Benefits and trade-offs
Benefits: (1) Elasticity—add more query nodes when traffic spikes without copying the whole dataset. (2) Cost—storage is cheaper than RAM; compute can use spot or preemptible instances. (3) Recovery—new nodes can attach to the same storage after a failure. The trade-off is latency: reading from remote or disk storage is slower than in-memory, so designs use caching, mmap, or layouts optimized for sequential read (e.g. Disk-ANN).
Typical cloud-native layout
Cloud-native VDBs often store segments or index files in object storage, with metadata in a distributed store. Compute tiers (e.g. Kubernetes pods) mount or fetch data on demand and can be auto-scaled based on CPU, memory, or QPS. This pattern aligns with how many managed vector DB services operate in the cloud.
Pipeline: writes land on durable storage; compute nodes mount or fetch segments on demand; queries run on compute. Trade-off: remote/disk reads add latency; use caching, mmap, or disk-optimized layouts. Practical tip: use caching and disk-optimized layouts to keep query latency acceptable when separating compute and storage.
Frequently Asked Questions
What does “separating compute and storage” mean for a VDB?
Vector indexes and data are stored on durable object or block storage (e.g. S3); query and indexing run on separate, stateless compute nodes that load or stream only what they need. You can scale query nodes without copying the full dataset into each node’s RAM.
What are the main benefits?
Elasticity—add query nodes on demand. Cost—storage is cheaper than RAM; compute can use spot instances.
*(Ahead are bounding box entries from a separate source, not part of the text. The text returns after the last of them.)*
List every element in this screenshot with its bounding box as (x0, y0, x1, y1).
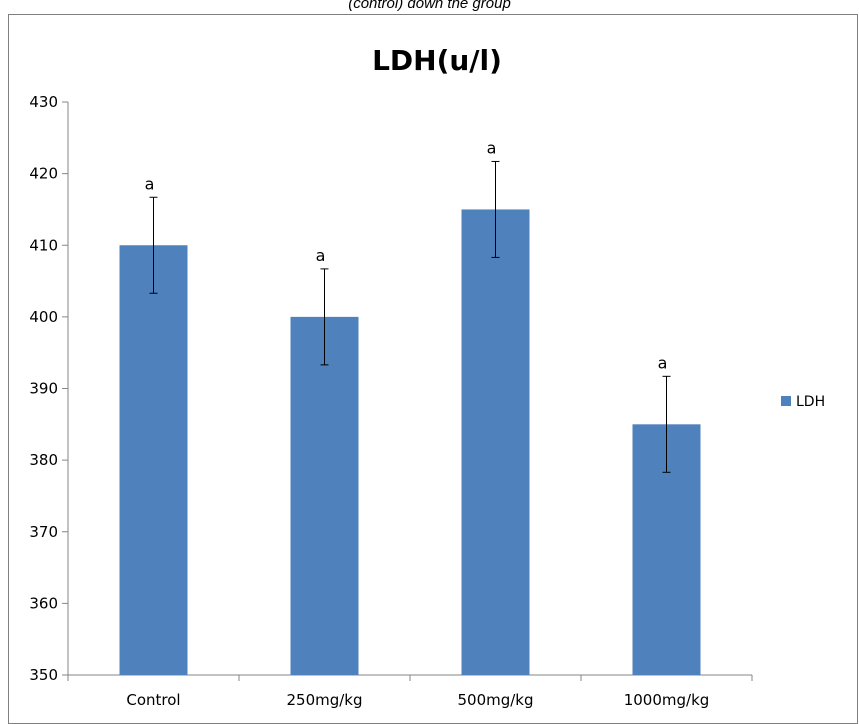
x-tick-label: 250mg/kg (286, 691, 362, 709)
axes: 350 360 370 380 390 400 410 420 430 Control 250mg/… (29, 93, 753, 709)
significance-label: a (145, 174, 155, 193)
y-tick-label: 360 (29, 594, 58, 612)
y-tick-label: 400 (29, 308, 58, 326)
y-tick-label: 420 (29, 165, 58, 183)
y-tick-label: 430 (29, 93, 58, 111)
figure-caption: (control) down the group (348, 0, 511, 12)
legend-label: LDH (796, 394, 825, 410)
x-tick-label: Control (126, 691, 180, 709)
y-tick-label: 410 (29, 236, 58, 254)
y-tick-label: 380 (29, 451, 58, 469)
y-tick-label: 350 (29, 666, 58, 684)
y-tick-label: 390 (29, 380, 58, 398)
bar-2 (290, 316, 359, 675)
bar-3 (461, 209, 530, 675)
legend-swatch (781, 396, 791, 406)
legend: LDH (781, 394, 825, 410)
y-tick-label: 370 (29, 523, 58, 541)
chart-title: LDH(u/l) (372, 44, 502, 77)
bar-1 (119, 245, 188, 675)
significance-label: a (487, 138, 497, 157)
x-tick-label: 1000mg/kg (624, 691, 710, 709)
x-tick-label: 500mg/kg (457, 691, 533, 709)
significance-label: a (316, 246, 326, 265)
significance-label: a (658, 353, 668, 372)
bars: a a a a (119, 138, 701, 675)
Recovery—new nodes attach to the same storage after failure. The trade-off is higher latency than in-memory; caching and disk-optimized layouts help.
How do compute nodes get the data?
They mount object/block storage or fetch segments or index files on demand. With mmap, the OS page-caches hot regions. Layouts like Disk-ANN optimize for sequential read so that disk latency is manageable.
How does this fit with Kubernetes?
Kubernetes pods run the query/indexing compute; they mount or fetch from object storage and can be auto-scaled (HPA) based on CPU, memory, or QPS. Storage is external (e.g. S3, PVC), so pods can be stateless and replaced without moving data.